Phil Niekro would pitch in the major leagues until he was 48 years old, and he'd be out there now if he were still able to get people out. He seldom missed a start, rarely felt the need to ice his arm, and four times led the National League in complete games and innings pitched.

Throwing the knuckleball is an art, but not an arduous one.

"The thing that I feel sort of guilty about," Niekro said once, "is that with every other pitch, you try to make the ball do something - spin it to make it curve or sink or sail. All I try to do is make the ball do nothing."

Aerodynamics experts say a three-inch sphere makes its maximum movement between 50 and 75 miles per hour, which is where Niekro's knuckler registered on the radar guns. When he had it working, when the ball wobbled toward the strike zone like a drunken moth, Phil Niekro was phenomenal. Bobby Murcer once compared hitting Niekro's knuckler to trying to eat Jell-O with chopsticks.

"It actually giggles as it goes by," said Rick Monday.

On other days, it was Niekro who looked laughable. Unable to fall back on a decent fastball, his success depended on a delicate proposition - the ability to control baseball's least predictable pitch.

"If the knuckleball ain't there, I'm a mass of confusion," he told the New Yorker in 1987. "You've got to sleep with it and think about it all the time. It's a 24-hour pattern. The margin for error is so slight and it can be such a little-bitty thing - your release point, the ballpark, your fingernails, the ball you've just gotten from the umpire. If anything is a fraction off, you might not have a thing out there.

"It's hunt and peck, all year long."

Though his catchers wore oversized gloves and became conditioned to balls in the dirt, Niekro once managed to throw six wild pitches in a single game. He eventually broke three of catcher Bruce Benedict's fingers.

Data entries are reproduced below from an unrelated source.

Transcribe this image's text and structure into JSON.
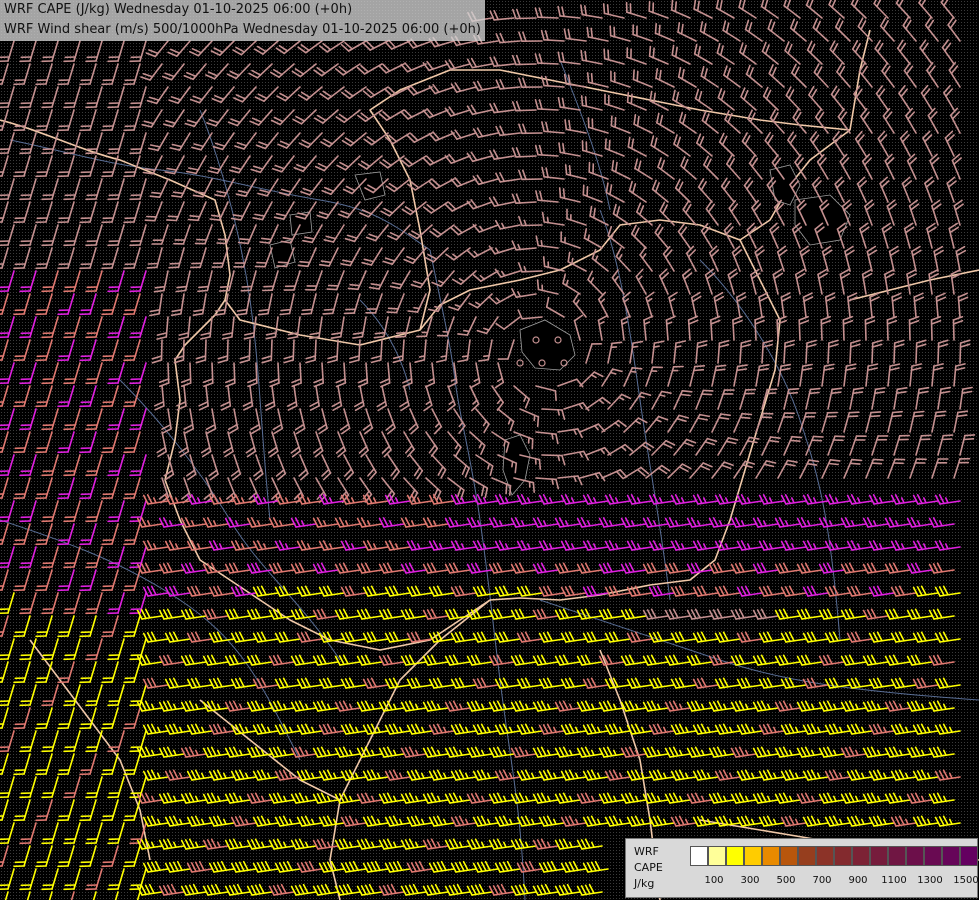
{
  "titles": {
    "line1": "WRF CAPE (J/kg) Wednesday 01-10-2025 06:00 (+0h)",
    "line2": "WRF Wind shear (m/s) 500/1000hPa Wednesday 01-10-2025 06:00 (+0h)"
  },
  "legend": {
    "model": "WRF",
    "field": "CAPE",
    "unit": "J/kg",
    "colors": [
      "#ffffff",
      "#ffff99",
      "#ffff00",
      "#ffcc00",
      "#e88a00",
      "#b8560c",
      "#963e1e",
      "#8c3328",
      "#832a2e",
      "#7c2235",
      "#761c3c",
      "#701643",
      "#6c0f4a",
      "#690a52",
      "#660559",
      "#640060"
    ],
    "ticks": [
      "100",
      "300",
      "500",
      "700",
      "900",
      "1100",
      "1300",
      "1500"
    ]
  },
  "colors": {
    "background": "#000000",
    "border": "#f0c8a8",
    "river": "#6b86b8",
    "barb_light": "#c49090",
    "barb_mid": "#e07870",
    "barb_magenta": "#e020e0",
    "barb_yellow": "#ffff00",
    "contour": "#a0a0a0"
  },
  "map_symbols": {
    "barb": "wind-barb",
    "calm": "calm-circle"
  }
}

"Sparky (Anderson) once called me and said, 'What would you think if we traded for Niekro?" Reds catching icon Johnny Bench recalled. "I told him, 'That's fine, but bring his catcher, too.' " In 1974, Niekro led the National League with 20 wins. The next year, the Reds beat him six times in six decisions.

Pete Rose had 64 of his 4,256 hits against Niekro, more than he had against any other pitcher. Bench notched 11 home runs against Niekro, third on his personal hit list behind Steve Carlton (13) and Don Sutton (12).

"I treated his knuckler like a curve ball," Bench said. "He told me I was the only one who did that."

Tony Perez, the Cuban-born slugger of the Big Red Machine, had never seen a knuckleball until he first faced Phil Niekro.

"Some of the other guys who had seen knuckleballs before told me that the best way was to wait and not try to pull it," Perez said. "I never was a pull hitter. I used the whole field. You make it easy for a knuckleball pitcher if you try to pull it. I was ready for him, most of the time."

Most of the time, Phil Niekro prevailed. Today, his triumph is permanent. A patient coal miner produced a diamond.